Phased genotyping-by-sequencing enhances analysis of genetic diversity and reveals divergent copy number variants in maize

Authors: MANCHING, HEATHER - University Of Delaware; SENGUPTA, SUBHAJIT - University Of Chicago; Hopper, Keith; POLSON, SHAWN - University Of Delaware; JI, YUAN - University Of Chicago; WISSER, RANDALL - University Of Delaware

Submitted to: Genes, Genomes, Genetics
Publication Type: Peer Reviewed Journal
Publication Acceptance Date: 4/28/2017
Publication Date: 5/19/2017
Citation: Manching, H., Sengupta, S., Hopper, K.R., Polson, S.W., Ji, Y., Wisser, R.J. 2017. Phased genotyping-by-sequencing enhances analysis of genetic diversity and reveals divergent copy number variants in maize. Genes, Genomes, Genetics. 7(7):2161-2170. doi: 10.1534/g3.117.042036.

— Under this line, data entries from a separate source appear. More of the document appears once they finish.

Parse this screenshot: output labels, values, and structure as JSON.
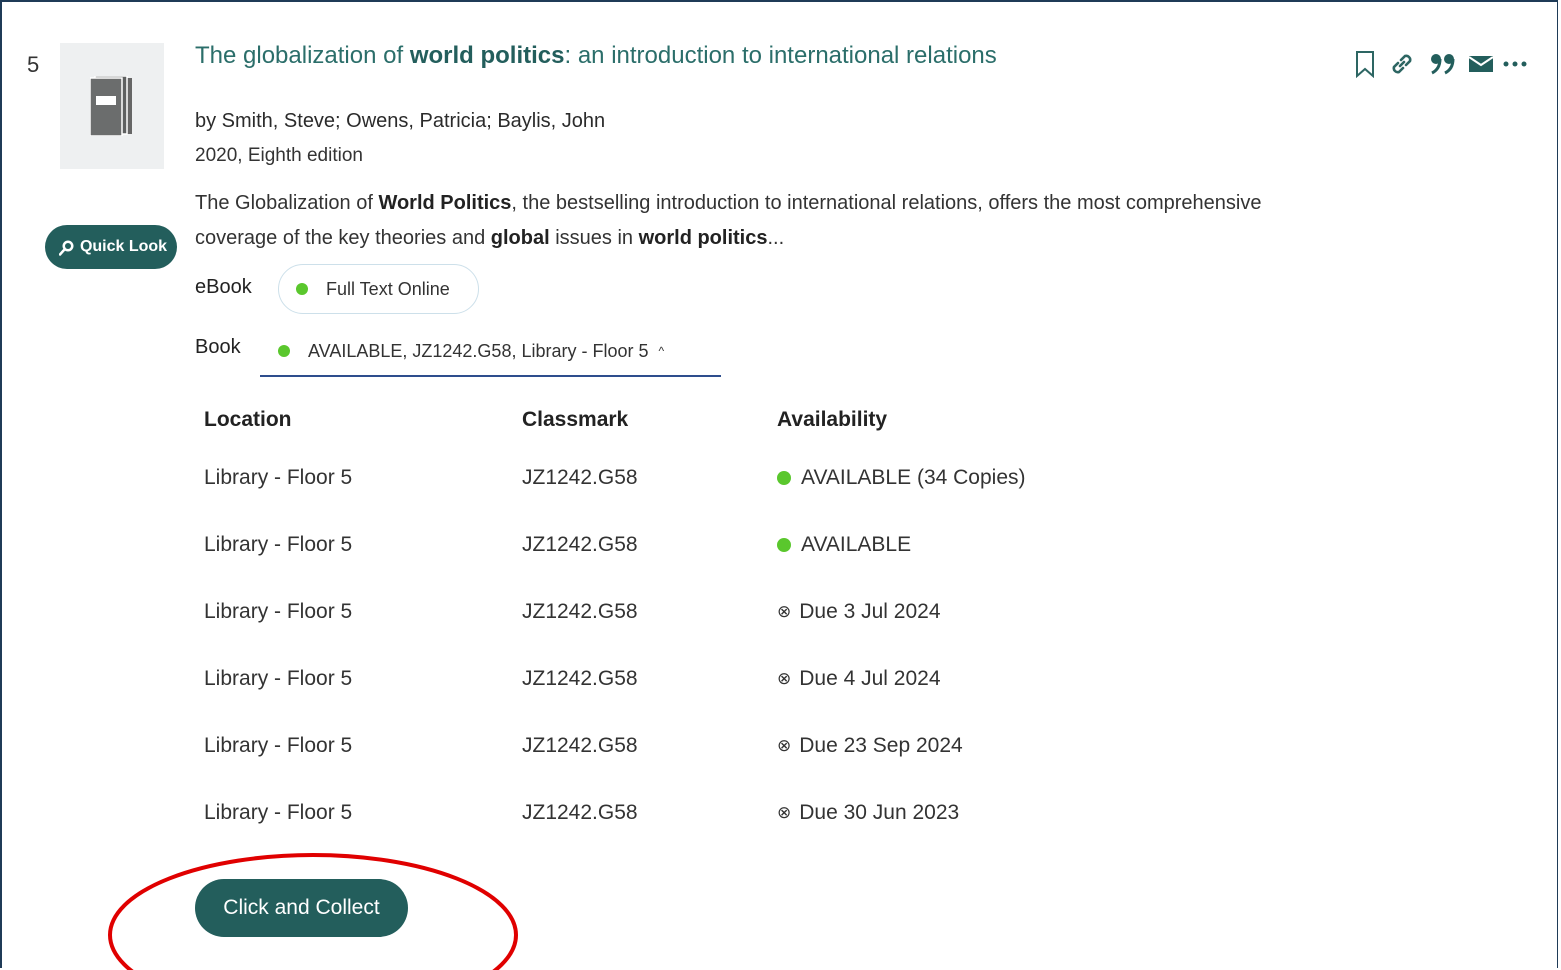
{
  "result": {
    "number": "5",
    "title_pre": "The globalization of ",
    "title_bold": "world politics",
    "title_post": ": an introduction to international relations",
    "authors": "by Smith, Steve; Owens, Patricia; Baylis, John",
    "edition": "2020, Eighth edition",
    "description_parts": [
      {
        "text": "The Globalization of ",
        "bold": false
      },
      {
        "text": "World Politics",
        "bold": true
      },
      {
        "text": ", the bestselling introduction to international relations, offers the most comprehensive coverage of the key theories and ",
        "bold": false
      },
      {
        "text": "global",
        "bold": true
      },
      {
        "text": " issues in ",
        "bold": false
      },
      {
        "text": "world politics",
        "bold": true
      },
      {
        "text": "...",
        "bold": false
      }
    ],
    "quick_look_label": "Quick Look",
    "thumbnail_icon": "book-icon"
  },
  "actions": [
    {
      "name": "bookmark-icon"
    },
    {
      "name": "link-icon"
    },
    {
      "name": "cite-quote-icon"
    },
    {
      "name": "email-icon"
    },
    {
      "name": "more-icon"
    }
  ],
  "ebook": {
    "label": "eBook",
    "status": "Full Text Online"
  },
  "book": {
    "label": "Book",
    "status": "AVAILABLE, JZ1242.G58, Library - Floor 5",
    "chevron": "^"
  },
  "holdings": {
    "headers": {
      "location": "Location",
      "classmark": "Classmark",
      "availability": "Availability"
    },
    "rows": [
      {
        "location": "Library - Floor 5",
        "classmark": "JZ1242.G58",
        "availability": "AVAILABLE (34 Copies)",
        "status": "available"
      },
      {
        "location": "Library - Floor 5",
        "classmark": "JZ1242.G58",
        "availability": "AVAILABLE",
        "status": "available"
      },
      {
        "location": "Library - Floor 5",
        "classmark": "JZ1242.G58",
        "availability": "Due 3 Jul 2024",
        "status": "due"
      },
      {
        "location": "Library - Floor 5",
        "classmark": "JZ1242.G58",
        "availability": "Due 4 Jul 2024",
        "status": "due"
      },
      {
        "location": "Library - Floor 5",
        "classmark": "JZ1242.G58",
        "availability": "Due 23 Sep 2024",
        "status": "due"
      },
      {
        "location": "Library - Floor 5",
        "classmark": "JZ1242.G58",
        "availability": "Due 30 Jun 2023",
        "status": "due"
      }
    ]
  },
  "click_collect_label": "Click and Collect",
  "colors": {
    "accent": "#235e5c",
    "available": "#5ac72d",
    "tab_underline": "#2e4e8d",
    "annotation": "#e00000"
  }
}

Interpretive Summary: High-throughput sequencing of partial genomes has ushered in an era of genotyping-by-sequencing (GBS), where genome-wide data can be obtained for nearly any species. However, methods are needed for genotyping large samples taken from heterogeneous populations. We resolved these issues while developing and validating a new, comprehensive platform for GBS. This study supports the notion that GBS can be tailored to particular aims, and using maize, our results indicate that large samples of unknown pedigree can be genotyped to obtain complete and accurate GBS data. Optimizing size selection to sequence shared loci and using simple filters to exclude repetitive loci and genotypes with low coverage, a GBS method was established that produces high call rates per marker (>85%) with accuracy exceeding 99%. Furthermore, a new tool for scoring phased genotypes was developed. Phased genotypes in maize revealed the existence of inaccurate genotypes due to divergent copy number variants unobservable in the underlying data.

Technical Abstract: High-throughput sequencing of reduced representation genomic libraries has ushered in an era of genotyping-by-sequencing (GBS), where genome-wide genotype data can be obtained for nearly any species. However, there remains a need for imputation-free GBS methods for genotyping large samples taken from heterogeneous populations of heterozygous individuals. This requires a number of issues encountered with GBS be considered, including the sequencing of non-overlapping sets of loci across multiple GBS libraries, a common missing data problem that results in low call rates for markers per individual, and a tendency for applicability only in inbred line samples or biparental populations. We resolved these issues while developing and validating a new, comprehensive platform for GBS. This study supports the notion that GBS can be tailored to particular aims, and using Zea mays our results indicate that large samples of unknown pedigree can be genotyped to obtain complete and accurate GBS data. Optimizing size selection to sequence shared loci and using simple in silico filters to exclude variant calls at repetitive loci and genotypes with low read depth coverage, a GBS method was established that produces high call rates per marker (>85%) with accuracy exceeding 99.4%. Furthermore, by capitalizing on the sequence-read structure of GBS data (stacks of reads) a new tool for resolving haplotypes and scoring phased genotypes was developed. This reduces the marker dimensionality of the genotype matrix while increasing the informativeness of the data. Phased-GBS in maize revealed the existence of reproducibly inaccurate (apparent accuracy) genotypes that were due to divergent copy number variants unobservable in the underlying single nucleotide polymorphism data.